A cozinha brilhava com granito e aço inoxidável. Lá fora, o pátio e a piscina reluziam, mas os olhos de Afonso fixaram-se no pequeno abrigo de madeira ao sol.
Atravessando o jardim, o calor colando-se à sua camisa, um frio pesado instalou-se no seu estômago. Bateu com força.
—Leonor?
—Pai? — A voz dela hesitou.
A porta abriu-se. O cabelo escuro de Leonor estava encharcado de suor, o rosto vermelho. Dentro, uma cama improvisada, um baú de roupas e um pequeno ventilador a circular ar abafado. Um termómetro na parede marcava 40 graus.
—Pai, não podes estar aqui — sussurrou, olhando para a casa. — A Margarida não permite…
—Não permite o quê? — a voz de Afonso era perigosamente baixa. — Há quanto tempo estás a viver assim?
—Desde que o Ricardo foi para o trabalho dele. Três meses.
Leonor explicou as regras de Margarida: sem visitas em casa na ausência do marido, acesso limitado à cozinha, portas trancadas à noite. Afonso observou-a—olheiras profundas, lábios gretados. Aquilo não era negligência; era crueldade calculada.
—Faz as malas — ordenou, voz de aço.
—Mas pai, o Ricardo…
—Leonor — disse com suavidade —, o que é que eu te ensinei sobre valentões?
—Enfrentamo-los — respondeu, com um lampejo da sua antiga chama.
—E se magoarem a tua família?
—Fazemos que paguem — disse ela.
Exatamente. Afonso pegou na mochila dela. —Eles declararam guerra à minha filha. Agora vão aprender o que isso custa.
Dentro da mansão dos Mendes, enfrentou Margarida e Silas, expondo as condições de Leonor: meses num abrigo sufocante, acesso controlado, manipulação emocional. As máscaras polidas de civilidade racharam sob o peso das provas—fotografias, declarações, registos médicos. O agente Lourenço confirmou que os abusos podiam ser considerados crime.

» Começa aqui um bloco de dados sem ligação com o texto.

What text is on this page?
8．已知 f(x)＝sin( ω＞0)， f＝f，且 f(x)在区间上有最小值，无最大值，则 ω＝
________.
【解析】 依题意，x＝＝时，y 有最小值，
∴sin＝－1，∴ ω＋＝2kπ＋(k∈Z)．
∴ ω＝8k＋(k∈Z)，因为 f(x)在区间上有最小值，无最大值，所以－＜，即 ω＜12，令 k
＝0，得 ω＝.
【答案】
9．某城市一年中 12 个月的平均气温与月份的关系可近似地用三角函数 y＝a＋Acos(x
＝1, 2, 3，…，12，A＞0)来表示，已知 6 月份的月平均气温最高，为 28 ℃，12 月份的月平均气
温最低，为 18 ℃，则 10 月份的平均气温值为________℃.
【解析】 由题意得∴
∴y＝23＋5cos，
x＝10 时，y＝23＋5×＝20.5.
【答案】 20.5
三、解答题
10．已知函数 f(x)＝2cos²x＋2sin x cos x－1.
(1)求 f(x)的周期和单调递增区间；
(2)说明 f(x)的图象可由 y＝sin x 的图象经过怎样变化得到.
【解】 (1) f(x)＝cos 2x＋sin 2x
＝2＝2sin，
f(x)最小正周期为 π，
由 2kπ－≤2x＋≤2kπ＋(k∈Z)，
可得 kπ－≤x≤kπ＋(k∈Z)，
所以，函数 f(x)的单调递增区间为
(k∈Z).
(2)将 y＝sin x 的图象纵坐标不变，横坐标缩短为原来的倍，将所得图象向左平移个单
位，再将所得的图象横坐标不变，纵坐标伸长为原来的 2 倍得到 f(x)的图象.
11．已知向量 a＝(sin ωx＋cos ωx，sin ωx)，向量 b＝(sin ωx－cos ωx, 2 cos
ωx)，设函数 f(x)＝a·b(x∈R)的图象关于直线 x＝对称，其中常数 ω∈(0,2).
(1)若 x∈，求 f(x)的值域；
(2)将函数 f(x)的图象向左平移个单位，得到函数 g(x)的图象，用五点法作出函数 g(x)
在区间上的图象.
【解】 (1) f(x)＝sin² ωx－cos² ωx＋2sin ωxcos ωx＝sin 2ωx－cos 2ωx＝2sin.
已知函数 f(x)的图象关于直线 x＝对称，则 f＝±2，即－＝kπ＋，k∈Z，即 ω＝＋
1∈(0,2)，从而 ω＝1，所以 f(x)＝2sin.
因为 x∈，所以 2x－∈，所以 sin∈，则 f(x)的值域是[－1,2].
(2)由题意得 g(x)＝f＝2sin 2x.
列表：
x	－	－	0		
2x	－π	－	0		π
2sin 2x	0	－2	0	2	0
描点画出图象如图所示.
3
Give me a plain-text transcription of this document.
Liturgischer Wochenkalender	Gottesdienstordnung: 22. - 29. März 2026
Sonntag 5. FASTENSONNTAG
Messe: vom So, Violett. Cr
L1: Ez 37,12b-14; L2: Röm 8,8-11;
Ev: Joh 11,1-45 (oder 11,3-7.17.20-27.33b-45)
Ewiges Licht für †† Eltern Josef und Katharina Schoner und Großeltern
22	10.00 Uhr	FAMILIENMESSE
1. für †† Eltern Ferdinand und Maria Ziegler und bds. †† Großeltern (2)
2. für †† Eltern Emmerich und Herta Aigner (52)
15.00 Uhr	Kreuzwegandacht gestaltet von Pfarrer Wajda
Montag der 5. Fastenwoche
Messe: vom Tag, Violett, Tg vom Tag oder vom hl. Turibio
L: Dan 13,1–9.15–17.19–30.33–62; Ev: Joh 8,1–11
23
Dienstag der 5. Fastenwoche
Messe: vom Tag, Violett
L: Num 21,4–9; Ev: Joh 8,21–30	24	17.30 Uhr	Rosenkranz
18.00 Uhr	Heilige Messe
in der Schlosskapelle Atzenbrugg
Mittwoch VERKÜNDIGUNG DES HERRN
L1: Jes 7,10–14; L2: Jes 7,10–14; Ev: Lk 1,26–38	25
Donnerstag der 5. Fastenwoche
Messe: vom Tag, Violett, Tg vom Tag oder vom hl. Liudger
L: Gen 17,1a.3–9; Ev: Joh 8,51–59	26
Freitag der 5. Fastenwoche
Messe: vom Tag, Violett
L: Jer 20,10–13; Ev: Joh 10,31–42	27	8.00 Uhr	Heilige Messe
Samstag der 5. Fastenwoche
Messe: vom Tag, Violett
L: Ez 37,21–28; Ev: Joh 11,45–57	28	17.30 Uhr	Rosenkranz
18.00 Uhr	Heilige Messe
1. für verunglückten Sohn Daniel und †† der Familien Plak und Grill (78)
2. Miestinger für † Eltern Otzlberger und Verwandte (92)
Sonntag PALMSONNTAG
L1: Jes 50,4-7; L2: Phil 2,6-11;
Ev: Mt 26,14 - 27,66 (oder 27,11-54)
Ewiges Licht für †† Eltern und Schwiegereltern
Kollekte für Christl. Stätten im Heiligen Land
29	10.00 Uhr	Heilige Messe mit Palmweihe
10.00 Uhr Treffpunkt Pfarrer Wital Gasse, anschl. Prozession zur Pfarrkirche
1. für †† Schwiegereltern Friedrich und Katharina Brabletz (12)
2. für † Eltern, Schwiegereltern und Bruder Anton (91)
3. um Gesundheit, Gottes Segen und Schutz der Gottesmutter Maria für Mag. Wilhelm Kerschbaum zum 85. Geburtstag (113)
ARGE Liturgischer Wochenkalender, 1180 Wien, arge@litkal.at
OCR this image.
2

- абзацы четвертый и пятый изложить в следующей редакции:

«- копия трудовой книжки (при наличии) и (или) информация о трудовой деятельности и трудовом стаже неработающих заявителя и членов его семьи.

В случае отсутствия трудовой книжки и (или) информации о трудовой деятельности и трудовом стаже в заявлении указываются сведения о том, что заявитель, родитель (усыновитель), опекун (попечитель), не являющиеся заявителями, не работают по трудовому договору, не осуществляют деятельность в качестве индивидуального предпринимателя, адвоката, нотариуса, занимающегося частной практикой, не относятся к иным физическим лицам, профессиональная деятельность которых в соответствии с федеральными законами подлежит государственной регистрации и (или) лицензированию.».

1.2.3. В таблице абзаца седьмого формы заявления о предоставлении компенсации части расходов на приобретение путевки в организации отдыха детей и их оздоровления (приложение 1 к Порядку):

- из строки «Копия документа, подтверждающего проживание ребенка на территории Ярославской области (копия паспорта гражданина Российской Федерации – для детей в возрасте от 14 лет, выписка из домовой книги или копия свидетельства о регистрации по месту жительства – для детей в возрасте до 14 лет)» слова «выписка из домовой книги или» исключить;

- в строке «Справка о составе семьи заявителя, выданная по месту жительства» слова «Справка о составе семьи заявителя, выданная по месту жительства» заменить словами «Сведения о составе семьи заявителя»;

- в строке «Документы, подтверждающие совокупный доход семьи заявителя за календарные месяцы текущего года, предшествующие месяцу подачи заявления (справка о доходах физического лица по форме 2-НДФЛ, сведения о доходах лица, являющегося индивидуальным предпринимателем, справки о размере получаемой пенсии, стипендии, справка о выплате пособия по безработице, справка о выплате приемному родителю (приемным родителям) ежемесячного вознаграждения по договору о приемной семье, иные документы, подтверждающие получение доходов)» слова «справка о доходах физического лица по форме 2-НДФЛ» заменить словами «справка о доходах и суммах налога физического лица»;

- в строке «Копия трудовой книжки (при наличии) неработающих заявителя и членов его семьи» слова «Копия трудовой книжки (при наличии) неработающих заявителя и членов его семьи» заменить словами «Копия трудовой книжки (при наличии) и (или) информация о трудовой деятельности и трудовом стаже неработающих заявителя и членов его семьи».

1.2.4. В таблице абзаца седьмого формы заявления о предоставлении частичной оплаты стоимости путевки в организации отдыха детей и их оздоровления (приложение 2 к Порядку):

Leonor falou perante o Conselho de Sintra, relatando o seu calvário. O pedido de subsídio de Margarida foi arquivado, e a reputação da família desfez-se em minutos.
Ricardo regressou, horrorizado, e processou os pais. Ele e Leonor mudaram-se para um apartamento modesto; ele começou a trabalhar para Afonso, aprendendo o valor do trabalho honesto, enquanto Leonor se dedicava a ajudar outras vítimas de abuso e má gestão financeira.
Afonso transformou o abrigo do seu quintal num espaço seguro e acolhedor, “Casa Monteiro: Porto Seguro”, para quem estivesse em perigo. Justiça, ele sabia, não se conquistava numa só batalha—exigia paciência, determinação e coragem. E na sua opinião, os bons tinham finalmente vencido.